Abstract

The incidence of anticoagulant-associated intracerebral hemorrhage (AAICH) quintupled during the 1990 s, probably due to increased warfarin use for the treatment of atrial fibrillation. Anticoagulant-associated intracerebral hemorrhage now accounts for nearly 20% of all intracranial hemorrhage (ICH). Among patients using warfarin for atrial fibrillation, the annual risk of ICH in trials is 0.3 to 1.0%. Predictors of potential anticoagulant-associated hemorrhage are increasing age, prior ischemic stroke, hypertension, leukoaraiosis, the early period of warfarin use, higher intensity anticoagulation, and antiplatelet use in addition to anticoagulation.
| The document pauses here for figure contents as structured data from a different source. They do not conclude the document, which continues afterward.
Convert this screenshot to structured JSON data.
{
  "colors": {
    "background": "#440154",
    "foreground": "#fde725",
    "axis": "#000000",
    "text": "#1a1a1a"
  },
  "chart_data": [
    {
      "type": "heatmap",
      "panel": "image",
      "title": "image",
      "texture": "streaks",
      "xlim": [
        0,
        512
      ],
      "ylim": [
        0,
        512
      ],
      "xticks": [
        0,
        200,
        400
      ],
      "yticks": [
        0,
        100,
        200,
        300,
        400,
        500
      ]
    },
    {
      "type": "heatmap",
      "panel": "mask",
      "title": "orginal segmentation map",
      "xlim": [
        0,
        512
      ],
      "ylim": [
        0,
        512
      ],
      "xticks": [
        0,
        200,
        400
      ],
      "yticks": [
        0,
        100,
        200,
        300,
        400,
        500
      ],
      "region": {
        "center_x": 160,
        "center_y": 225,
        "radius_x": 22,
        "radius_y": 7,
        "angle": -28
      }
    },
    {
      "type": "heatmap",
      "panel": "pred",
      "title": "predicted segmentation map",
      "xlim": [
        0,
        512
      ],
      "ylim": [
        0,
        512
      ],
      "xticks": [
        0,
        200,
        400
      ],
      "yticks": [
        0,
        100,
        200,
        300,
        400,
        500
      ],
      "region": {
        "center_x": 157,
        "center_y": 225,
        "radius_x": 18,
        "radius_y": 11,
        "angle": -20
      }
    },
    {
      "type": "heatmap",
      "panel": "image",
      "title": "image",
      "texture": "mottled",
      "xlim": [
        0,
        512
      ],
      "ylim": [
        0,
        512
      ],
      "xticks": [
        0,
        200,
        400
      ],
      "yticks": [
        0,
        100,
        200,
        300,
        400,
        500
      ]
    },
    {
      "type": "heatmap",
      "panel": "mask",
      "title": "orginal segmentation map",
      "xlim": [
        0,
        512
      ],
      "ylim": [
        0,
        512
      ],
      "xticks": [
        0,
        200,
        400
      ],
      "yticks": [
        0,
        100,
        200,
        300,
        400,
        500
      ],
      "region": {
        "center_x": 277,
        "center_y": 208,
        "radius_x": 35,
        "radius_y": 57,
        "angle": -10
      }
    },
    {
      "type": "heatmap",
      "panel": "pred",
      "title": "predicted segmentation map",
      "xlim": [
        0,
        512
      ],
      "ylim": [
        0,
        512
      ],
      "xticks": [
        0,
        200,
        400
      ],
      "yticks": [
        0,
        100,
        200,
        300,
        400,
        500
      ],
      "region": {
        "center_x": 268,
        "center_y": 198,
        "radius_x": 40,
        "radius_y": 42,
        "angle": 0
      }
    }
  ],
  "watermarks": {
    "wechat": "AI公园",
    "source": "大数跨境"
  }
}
Compared with other intracranial hemorrhage patients, anticoagulated patients have a greater risk of hematoma expansion, subsequent clinical deterioration and death, necessitating vigorous reversal of their coagulopathy. Recommended methods of warfarin reversal are administration of intravenous vitamin K and either prothrombin complex concentrates or fresh frozen plasma. Reversal of unfractionated heparin is accomplished with intravenous protamine sulfate. Surgical treatment of intracranial hemorrhage may be life saving in select cases, but has not reduced morbidity or mortality in large randomized trials.